According to “The Jungle Book” there are no good or bad pythons, but pythons with full bellies or with empty bellies. And what about the python found in Germany in recent days, perhaps one of the most incredible ever? We are talking about the fossil found near a lake and which was quickly identified as the oldest that has ever been discovered.
Usually these snakes are talked about for their exceptional size, in the case of the fossil instead the dating is surprising. The animal would have lived in a place on the planet that today corresponds to the Teutonic nation nearly 50 million years ago. The experts are not in the skin (it really should be said!), Since now the origin of the species may become clearer.
It has always been said that the python had the northern hemisphere as its primordial habitat, but this German fossil calls everything into question. The reptile may very well have begun its evolution in European continent. Among other things, it is the first time that we come across such ancient remains as regards pythons, consequently the precise provenance it was not yet possible to ascertain. The Senckenberg Research Institute in Frankfurt am Main provided valuable details on this important archaeological novelty.
The name of the ancient python
What python could we have admired if we had been on our planet so many years ago? The specimen in question could reach the length of one meter, a measure that was made official thanks to the identification of 275 vertebrae of the snake. Furthermore, the German species was named for the occasion Messelopython freyi. Reptiles of this type always know how to surprise when some research is carried out in nature, in the case of the ancient python, now it can be said that it lived not far from the boa constrictors, among the most feared specimens ever. It is certainly not a minor detail.
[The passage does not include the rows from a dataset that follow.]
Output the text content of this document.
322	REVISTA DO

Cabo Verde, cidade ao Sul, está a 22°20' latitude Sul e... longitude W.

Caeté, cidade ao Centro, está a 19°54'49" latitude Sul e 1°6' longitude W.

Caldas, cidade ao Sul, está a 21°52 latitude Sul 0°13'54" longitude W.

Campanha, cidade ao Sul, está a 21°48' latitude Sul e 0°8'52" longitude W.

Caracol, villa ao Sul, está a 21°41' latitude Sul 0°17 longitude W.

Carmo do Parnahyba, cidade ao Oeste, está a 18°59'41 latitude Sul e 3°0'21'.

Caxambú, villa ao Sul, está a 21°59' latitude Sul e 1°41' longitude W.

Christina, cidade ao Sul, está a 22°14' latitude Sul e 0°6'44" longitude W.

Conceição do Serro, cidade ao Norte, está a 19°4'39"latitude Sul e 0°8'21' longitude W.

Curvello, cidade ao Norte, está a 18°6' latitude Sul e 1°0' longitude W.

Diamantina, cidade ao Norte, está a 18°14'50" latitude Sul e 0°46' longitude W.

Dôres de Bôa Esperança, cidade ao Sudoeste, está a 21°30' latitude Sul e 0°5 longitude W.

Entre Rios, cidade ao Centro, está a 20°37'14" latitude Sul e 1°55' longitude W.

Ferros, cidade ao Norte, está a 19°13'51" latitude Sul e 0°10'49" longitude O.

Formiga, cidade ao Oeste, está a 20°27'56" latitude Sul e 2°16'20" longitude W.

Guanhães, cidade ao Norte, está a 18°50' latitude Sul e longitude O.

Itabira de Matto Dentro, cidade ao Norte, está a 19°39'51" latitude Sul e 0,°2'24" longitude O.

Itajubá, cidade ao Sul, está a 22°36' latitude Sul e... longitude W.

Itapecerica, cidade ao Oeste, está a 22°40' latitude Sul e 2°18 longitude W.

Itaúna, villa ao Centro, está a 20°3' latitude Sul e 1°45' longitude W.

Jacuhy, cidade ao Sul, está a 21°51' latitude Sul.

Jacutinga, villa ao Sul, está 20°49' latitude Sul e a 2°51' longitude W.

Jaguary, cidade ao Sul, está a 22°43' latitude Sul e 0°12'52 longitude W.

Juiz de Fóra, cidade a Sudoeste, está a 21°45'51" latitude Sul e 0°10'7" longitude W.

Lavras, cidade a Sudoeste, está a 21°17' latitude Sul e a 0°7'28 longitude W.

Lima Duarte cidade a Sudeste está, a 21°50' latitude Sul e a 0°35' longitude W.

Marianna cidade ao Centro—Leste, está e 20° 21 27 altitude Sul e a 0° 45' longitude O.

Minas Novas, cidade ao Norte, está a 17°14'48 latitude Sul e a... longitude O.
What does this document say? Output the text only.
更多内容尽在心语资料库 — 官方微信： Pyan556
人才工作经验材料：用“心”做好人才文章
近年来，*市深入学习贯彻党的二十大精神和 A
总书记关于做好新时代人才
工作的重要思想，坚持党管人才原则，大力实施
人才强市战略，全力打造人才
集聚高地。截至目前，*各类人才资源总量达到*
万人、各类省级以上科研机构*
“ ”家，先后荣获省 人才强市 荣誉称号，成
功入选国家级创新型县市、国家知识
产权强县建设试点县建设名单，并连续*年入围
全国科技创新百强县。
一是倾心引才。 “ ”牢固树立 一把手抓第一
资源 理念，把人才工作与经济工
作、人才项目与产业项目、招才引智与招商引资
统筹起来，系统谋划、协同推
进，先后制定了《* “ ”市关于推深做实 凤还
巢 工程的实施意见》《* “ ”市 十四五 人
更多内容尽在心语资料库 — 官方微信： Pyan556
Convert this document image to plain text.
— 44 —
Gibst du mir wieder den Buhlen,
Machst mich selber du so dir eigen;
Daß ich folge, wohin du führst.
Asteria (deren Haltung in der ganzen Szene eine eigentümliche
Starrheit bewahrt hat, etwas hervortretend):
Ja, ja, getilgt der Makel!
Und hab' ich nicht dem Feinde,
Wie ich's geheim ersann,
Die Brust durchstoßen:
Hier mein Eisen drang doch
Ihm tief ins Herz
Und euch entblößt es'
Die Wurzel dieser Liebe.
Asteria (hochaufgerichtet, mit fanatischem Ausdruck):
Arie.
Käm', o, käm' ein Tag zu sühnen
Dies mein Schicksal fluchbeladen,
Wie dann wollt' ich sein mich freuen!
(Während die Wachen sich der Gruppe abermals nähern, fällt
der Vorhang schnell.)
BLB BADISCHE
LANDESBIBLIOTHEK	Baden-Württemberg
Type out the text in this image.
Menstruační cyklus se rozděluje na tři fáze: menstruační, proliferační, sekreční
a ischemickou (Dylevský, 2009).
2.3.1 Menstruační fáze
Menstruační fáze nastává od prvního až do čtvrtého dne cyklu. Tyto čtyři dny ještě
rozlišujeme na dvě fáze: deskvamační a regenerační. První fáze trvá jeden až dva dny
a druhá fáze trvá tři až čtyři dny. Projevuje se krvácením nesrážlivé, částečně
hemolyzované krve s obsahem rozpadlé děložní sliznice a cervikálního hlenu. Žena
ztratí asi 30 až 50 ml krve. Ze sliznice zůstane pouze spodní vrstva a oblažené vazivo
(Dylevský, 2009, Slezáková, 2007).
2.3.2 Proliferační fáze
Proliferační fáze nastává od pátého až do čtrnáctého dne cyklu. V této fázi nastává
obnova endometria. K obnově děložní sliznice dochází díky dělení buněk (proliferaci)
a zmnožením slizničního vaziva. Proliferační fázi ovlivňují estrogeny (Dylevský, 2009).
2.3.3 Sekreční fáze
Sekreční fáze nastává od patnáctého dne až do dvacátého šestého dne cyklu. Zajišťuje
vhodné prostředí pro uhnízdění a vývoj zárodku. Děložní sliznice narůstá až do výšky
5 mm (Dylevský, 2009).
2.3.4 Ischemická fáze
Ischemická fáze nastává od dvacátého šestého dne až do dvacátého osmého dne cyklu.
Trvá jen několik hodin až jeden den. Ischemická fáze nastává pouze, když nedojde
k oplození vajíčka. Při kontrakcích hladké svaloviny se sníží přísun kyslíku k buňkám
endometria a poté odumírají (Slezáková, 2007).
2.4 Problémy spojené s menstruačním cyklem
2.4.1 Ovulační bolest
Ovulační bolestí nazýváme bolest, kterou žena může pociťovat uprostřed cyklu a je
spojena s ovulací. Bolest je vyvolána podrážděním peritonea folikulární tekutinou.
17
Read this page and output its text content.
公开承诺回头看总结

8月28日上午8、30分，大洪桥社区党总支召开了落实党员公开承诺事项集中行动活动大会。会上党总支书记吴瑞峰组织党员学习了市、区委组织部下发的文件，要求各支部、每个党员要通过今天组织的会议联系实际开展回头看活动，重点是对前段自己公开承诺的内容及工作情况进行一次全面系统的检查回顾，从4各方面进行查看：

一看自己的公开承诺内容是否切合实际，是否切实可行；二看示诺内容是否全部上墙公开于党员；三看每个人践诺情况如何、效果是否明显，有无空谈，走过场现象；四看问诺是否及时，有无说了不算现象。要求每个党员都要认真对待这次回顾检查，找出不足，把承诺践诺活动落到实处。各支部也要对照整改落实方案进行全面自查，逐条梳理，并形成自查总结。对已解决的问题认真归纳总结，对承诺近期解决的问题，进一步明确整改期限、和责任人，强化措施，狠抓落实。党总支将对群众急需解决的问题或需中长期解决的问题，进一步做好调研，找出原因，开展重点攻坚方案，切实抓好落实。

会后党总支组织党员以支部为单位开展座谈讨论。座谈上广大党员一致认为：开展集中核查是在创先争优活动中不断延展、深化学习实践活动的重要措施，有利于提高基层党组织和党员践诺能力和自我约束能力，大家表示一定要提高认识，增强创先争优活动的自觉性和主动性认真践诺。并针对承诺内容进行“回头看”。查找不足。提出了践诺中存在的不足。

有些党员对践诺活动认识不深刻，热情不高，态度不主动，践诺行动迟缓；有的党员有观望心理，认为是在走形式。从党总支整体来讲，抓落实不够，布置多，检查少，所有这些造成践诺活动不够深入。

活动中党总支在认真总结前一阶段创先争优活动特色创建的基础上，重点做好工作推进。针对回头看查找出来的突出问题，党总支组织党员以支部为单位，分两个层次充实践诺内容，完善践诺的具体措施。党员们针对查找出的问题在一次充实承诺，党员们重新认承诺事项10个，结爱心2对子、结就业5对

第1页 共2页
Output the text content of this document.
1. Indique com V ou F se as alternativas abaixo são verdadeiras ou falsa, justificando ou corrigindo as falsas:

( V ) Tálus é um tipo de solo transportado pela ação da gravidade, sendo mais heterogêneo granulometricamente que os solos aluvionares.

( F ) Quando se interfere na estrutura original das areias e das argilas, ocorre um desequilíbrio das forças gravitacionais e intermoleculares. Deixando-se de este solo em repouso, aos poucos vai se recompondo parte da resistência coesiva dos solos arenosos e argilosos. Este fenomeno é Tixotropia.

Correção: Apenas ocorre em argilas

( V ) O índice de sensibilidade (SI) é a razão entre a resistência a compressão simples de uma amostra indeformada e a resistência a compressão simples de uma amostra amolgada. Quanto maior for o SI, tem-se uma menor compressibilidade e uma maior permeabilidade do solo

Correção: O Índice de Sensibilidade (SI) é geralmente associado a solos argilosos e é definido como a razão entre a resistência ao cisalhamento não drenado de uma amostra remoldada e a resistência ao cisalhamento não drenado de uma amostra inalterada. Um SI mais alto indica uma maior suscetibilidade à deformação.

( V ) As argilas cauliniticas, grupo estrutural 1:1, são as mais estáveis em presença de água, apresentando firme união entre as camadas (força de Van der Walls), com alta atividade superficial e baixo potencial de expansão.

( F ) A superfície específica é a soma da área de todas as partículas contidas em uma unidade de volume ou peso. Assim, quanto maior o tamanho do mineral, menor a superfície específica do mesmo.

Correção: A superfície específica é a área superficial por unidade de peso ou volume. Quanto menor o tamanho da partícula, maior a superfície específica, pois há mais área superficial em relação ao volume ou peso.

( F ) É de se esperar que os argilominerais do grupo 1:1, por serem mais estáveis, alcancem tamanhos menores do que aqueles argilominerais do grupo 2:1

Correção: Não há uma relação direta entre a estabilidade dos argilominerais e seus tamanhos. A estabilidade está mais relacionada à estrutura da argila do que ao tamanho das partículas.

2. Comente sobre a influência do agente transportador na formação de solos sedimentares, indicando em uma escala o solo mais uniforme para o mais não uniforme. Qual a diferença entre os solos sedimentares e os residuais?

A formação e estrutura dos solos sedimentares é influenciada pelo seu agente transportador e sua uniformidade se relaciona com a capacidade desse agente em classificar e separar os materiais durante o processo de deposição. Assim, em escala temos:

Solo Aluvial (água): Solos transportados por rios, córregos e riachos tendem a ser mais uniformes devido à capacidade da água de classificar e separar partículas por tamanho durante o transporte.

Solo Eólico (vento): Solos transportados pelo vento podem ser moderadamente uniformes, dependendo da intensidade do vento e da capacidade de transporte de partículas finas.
A python that rewrites history
In fact, the boas are typical of the American continent, but also of part of Africa (Madagascar) and the northern area of Oceania. Conversely, pythons are common in much of Africa, Australia and Southeast Asia. The family trees of snakes therefore they must necessarily be revised as soon as possible. The findings of the discovery were collected in a scientific publication which was then inserted in the specialized journal “Biology Letters”. Archaeologists and reptile enthusiasts are understandably in turmoil, but at this point a question arises: how was it possible to calculate theexact epoch of the ancient python?
The answer isn’t all that complicated. The authors of the discovery compared the various characteristics of the fossils with the volcanic rock of a known historical period. That is why it was concluded that the python inhabited our planet at least 47 million years ago. This means that the animal has “known” the geological era known as Eocene. These are the years in which important mountain ranges such as the Alps or the Himalayas were formed on Earth. As for the climate, then, the reptile benefited from much warmer temperatures than in previous periods, without forgetting the abundant and extensive rains.